Waiman reported that v1 still failed to make his test_cpuset_prs.sh
happy, so I had to change both patches a little. It now seems to pass on
my runs.
Patch 01/02 deals with non-destructive root domain changes. With respect
to v1 we now always restore dl_server contributions, considering root
domain span and active cpus mask (otherwise accounting on the default
root domain would end up to be incorrect).
Patch 02/02 deals with hotplug. With respect to v1 I added special
casing when total_bw = 0 (so no DEADLINE tasks to consider) and when a
root domain is left with no cpus due to hotplug.
In all honesty, I still see intermittent issues that seems to however be
related to the dance we do in sched_cpu_deactivate(), where we first
turn everything related to a cpu/rq off and revert that if
cpuset_cpu_inactive() reveals failing DEADLINE checks. But, since these
seem to be orthogonal to the original discussion we started from, I
wanted to send this out as an hopefully meaningful update/improvement
since yesterday. Will continue looking into this.

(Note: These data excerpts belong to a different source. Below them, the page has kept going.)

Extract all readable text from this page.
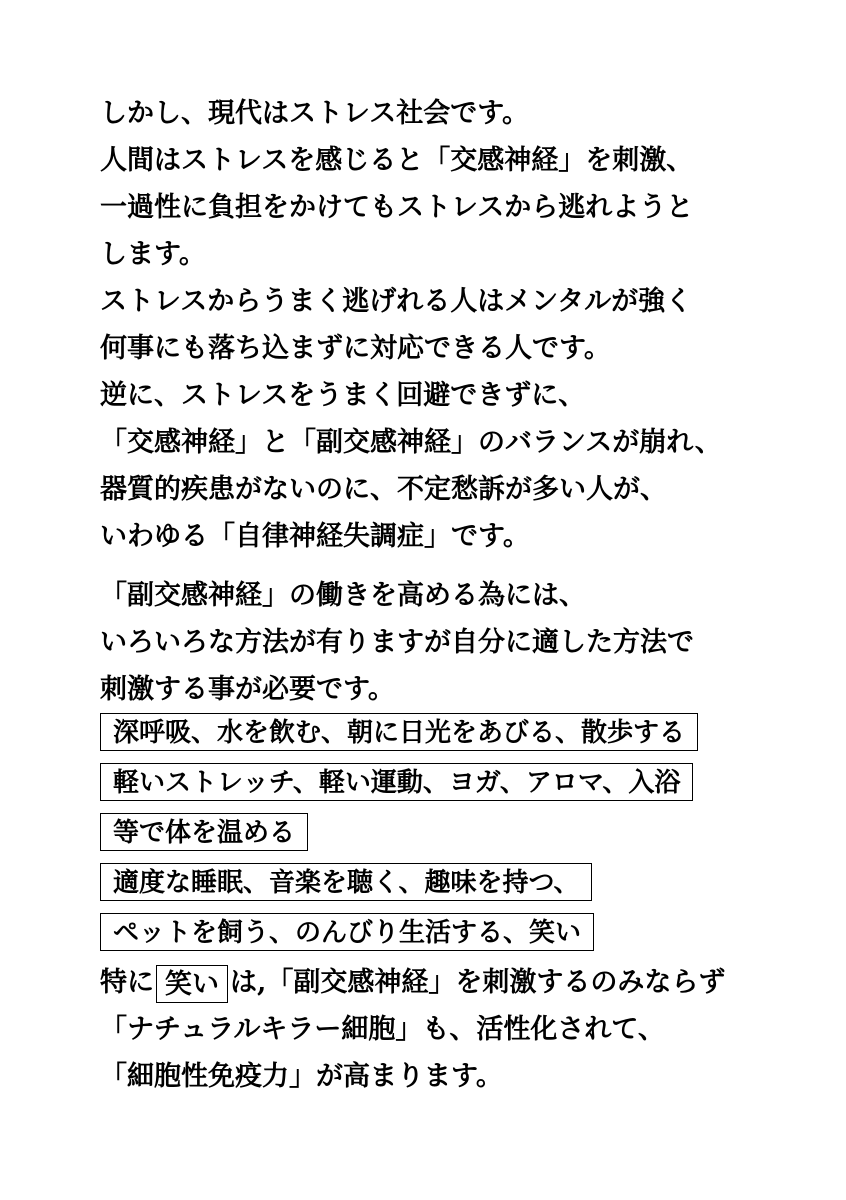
しかし、現代はストレス社会です。
人間はストレスを感じると「交感神経」を刺激、
一過性に負担をかけてもストレスから逃れようと
します。
ストレスからうまく逃げれる人はメンタルが強く
何事にも落ち込まずに対応できる人です。
逆に、ストレスをうまく回避できずに、
「交感神経」と「副交感神経」のバランスが崩れ、
器質的疾患がないのに、不定愁訴が多い人が、
いわゆる「自律神経失調症」です。
「副交感神経」の働きを高める為には、
いろいろな方法が有りますが自分に適した方法で
刺激する事が必要です。
深呼吸、水を飲む、朝に日光をあびる、散歩する
軽いストレッチ、軽い運動、ヨガ、アロマ、入浴
等で体を温める
適度な睡眠、音楽を聴く、趣味を持つ、
ペットを飼う、のんびり生活する、笑い
特に 笑い は,「副交感神経」を刺激するのみならず
「ナチュラルキラー細胞」も、活性化されて、
「細胞性免疫力」が高まります。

Please go forth and test/review.
Series also available at
git@xxxxxxxxxx:jlelli/linux.git upstream/dl-server-apply
Best,
Juri
[1] https://lore.kernel.org/lkml/20241110025023.664487-1-longman@xxxxxxxxxx/
[2] https://lore.kernel.org/lkml/20241029225116.3998487-1-joel@xxxxxxxxxxxxxxxxx/
[3] v1 - https://lore.kernel.org/lkml/20241113125724.450249-1-juri.lelli@xxxxxxxxxx/
Juri Lelli (2):
sched/deadline: Restore dl_server bandwidth on non-destructive root
domain changes
sched/deadline: Correctly account for allocated bandwidth during
hotplug
kernel/sched/core.c | 2 +-
kernel/sched/deadline.c | 65 +++++++++++++++++++++++++++++++++--------
kernel/sched/sched.h | 2 +-
kernel/sched/topology.c | 8 +++--
4 files changed, 60 insertions(+), 17 deletions(-)
Thanks for this new patch series. I have confirmed that with some minor
twisting of the cpuset code, all the test cases in the
test_cpuset_prs.sh script passed.
Tested-by: Waiman Long <longman@xxxxxxxxxx>